The rise of modern coworking can be traced back to the mid-2000s in San Francisco. Software engineer Brad Neuberg began the first space there, according to leading cowork experts at coworkingresources.org. New York, London and Germany would follow suit, and coworking spaces have popped up around the world ever since.

So many launched, in fact, that the number of coworking spaces worldwide is projected to reach nearly 20,000 by the end of 2020, according to the 2020 Global Coworking Growth Study, with nearly 40,000 projected by the end of 2024.

Kelly Konya, chief editor and media director for coworker.com, said the projections “are directly reflective of the year over year growth of coworking spaces globally.”

These expansion numbers mean nearly 5 million people worldwide could be working in coworking spaces in the next four years.

While Sheridan took until 2017 to get on board, its coworking space, CoWork @ The Montgomery, is now a burgeoning space so popular, owners Dave and Donna Kinskey had to open a second location on South Brooks Street at the end of 2019.

Donna Kinskey said the opening of the second location provided an alternative with more closed off work spaces instead of the current, more open space at the Montgomery building.

She said turnover has been low at the spaces, with roughly 70% of their current tenants having been there long term.

COVID-19 has not had much effect on either of the spaces, she said, but she has been doing extra cleanings of public areas while those renting offices clean their own.

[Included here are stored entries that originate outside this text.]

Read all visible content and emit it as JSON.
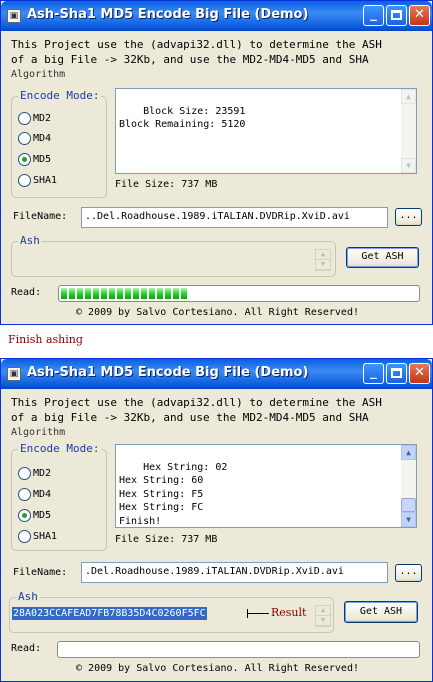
{
  "colors": {
    "title_bar": "#0a5fe3",
    "window_bg": "#ece9d8",
    "group_label": "#1a3ca8",
    "progress_fill": "#2cd22c",
    "annotation": "#8b0000",
    "selection": "#316ac5"
  },
  "window1": {
    "title": "Ash-Sha1 MD5 Encode Big File (Demo)",
    "title_icon": "app-icon",
    "description_line1": "This Project use the (advapi32.dll) to determine the ASH",
    "description_line2": "of a big File -> 32Kb, and use the MD2-MD4-MD5 and SHA",
    "description_line3": "Algorithm",
    "encode_mode_label": "Encode Mode:",
    "modes": [
      "MD2",
      "MD4",
      "MD5",
      "SHA1"
    ],
    "selected_mode": "MD5",
    "output_text": "Block Size: 23591\nBlock Remaining: 5120",
    "file_size": "File Size: 737 MB",
    "filename_label": "FileName:",
    "filename_value": "..Del.Roadhouse.1989.iTALIAN.DVDRip.XviD.avi",
    "browse_label": "...",
    "ash_group_label": "Ash",
    "ash_value": "",
    "get_ash_label": "Get ASH",
    "read_label": "Read:",
    "progress_percent": 36,
    "footer": "© 2009 by Salvo Cortesiano. All Right Reserved!"
  },
  "caption": "Finish ashing",
  "window2": {
    "title": "Ash-Sha1 MD5 Encode Big File (Demo)",
    "title_icon": "app-icon",
    "description_line1": "This Project use the (advapi32.dll) to determine the ASH",
    "description_line2": "of a big File -> 32Kb, and use the MD2-MD4-MD5 and SHA",
    "description_line3": "Algorithm",
    "encode_mode_label": "Encode Mode:",
    "modes": [
      "MD2",
      "MD4",
      "MD5",
      "SHA1"
    ],
    "selected_mode": "MD5",
    "output_text": "Hex String: 02\nHex String: 60\nHex String: F5\nHex String: FC\nFinish!",
    "file_size": "File Size: 737 MB",
    "filename_label": "FileName:",
    "filename_value": ".Del.Roadhouse.1989.iTALIAN.DVDRip.XviD.avi",
    "browse_label": "...",
    "ash_group_label": "Ash",
    "ash_value": "28A023CCAFEAD7FB78B35D4C0260F5FC",
    "result_annotation": "Result",
    "get_ash_label": "Get ASH",
    "read_label": "Read:",
    "progress_percent": 0,
    "footer": "© 2009 by Salvo Cortesiano. All Right Reserved!"
  }
}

“The criteria has been the whole time, even if you want a day pass, I need to know that you can show that you have not been exposed, you’re safe or you can show me that you’ve been here 14 days and quarantining before I let you in,” Kinskey said.

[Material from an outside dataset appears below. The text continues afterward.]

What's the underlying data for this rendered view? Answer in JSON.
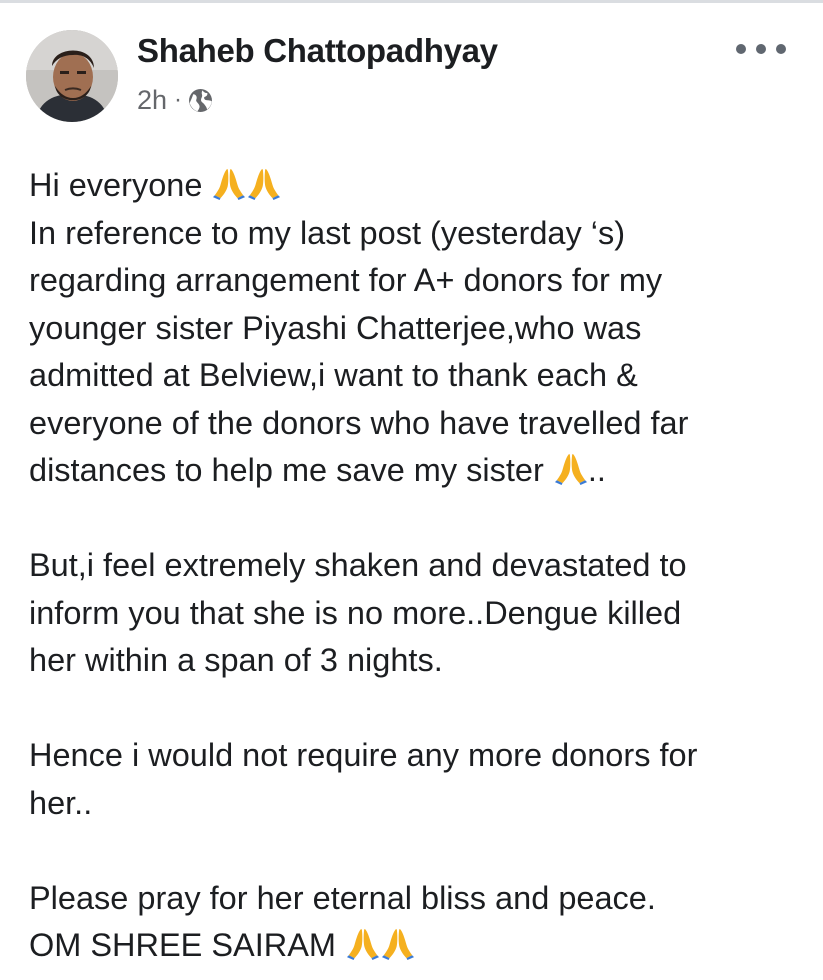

The Montgomery is the only true cowork space in Sheridan, though Impact Sheridan provides similar opportunities for start-up businesses and entrepreneurs. It doesn’t however, provide true coworking space for individuals looking to get away from home or just work for the day.

In relation to the rest of Wyoming, Sheridan’s single space is on par with other major cities like Cheyenne, Jackson and Gillette, according to the Wyoming Business Council. Laramie is slightly ahead of the pack, with two coworking spaces.

The state as a whole, however, lags behind most others in the United States, putting it in the bottom 10 for number of coworking spaces, according to the most recent statistics from coworker.com.

The U.S. leads the world in number of coworking spaces, according to the 2020 Global Coworking Growth Study, with 18.3%, or 3,762 spaces.

Tyler Wells, owner of DYT Solutions, began running his business out of CoWork @ The Montgomery roughly a year and a half ago. He said while it may sound enticing to work from home, as many have been forced to during the COVID-19 pandemic, the cowork space provides an opportunity for workers and businesses to accomplish more.

“Working from home is not always the most productive,” Wells said. “You get sidetracked, you want to wash dishes, you want to do other things other than work, so the cowork is a great place to get away, to separate work and home life.”

He said cowork is an enticing option for business owners because they can focus solely on work and not on bills and other services independent business owners have to worry about. He said the space provides a kitchen, printing and internet services in the membership fee, so it has everything an independent business could want.

In addition to providing services, Wells said it provides extra benefits a normal office space would not, such as extra networking and community events.

“They’re always bringing tech meet-ups, Chamber events. One time Mark Gordon came in and specifically talked about coyotes and how they’re impacting some of the local residents and local businesses,” Wells said. “So it’s not only a great place to work, there’s a lot of added benefits if you want to be active in the community, a lot of events and a lot of information passes through the coworking space.”

He said the consistent rise in popularity of coworking is not a surprise to him; he’s seen an upward trend at CoWork @ The Montgomery since he started working there.

“I think the first six months I was here, it was just Donna Kinskey and I working on the open platform just at a couple of tables and doing business like that,” Wells said. “Where I’ve seen it change is there (are) students that come back for holidays or Christmas break and they utilize it and now more and more businesses, whether they’re startups or whether they’re just kind of one-man, one-woman businesses, they come in here and they’ll rent a table or the office space, so there’s quite a bit more traffic here.”

Konya said the boom in coworking spaces worldwide comes as no surprise to her and she believes coworking is the future of working.

She said their data shows that 77% of coworking operators are prepared to expand in the next 12 months, while 9% intend to open more than eight new locations in that timeframe.

“As remote work becomes more widespread, it’s likely for more coworking (and hybrid workspace models in hotels, malls and apartment complexes) to be developed for those seeking an alternative to working from home,” Konya said.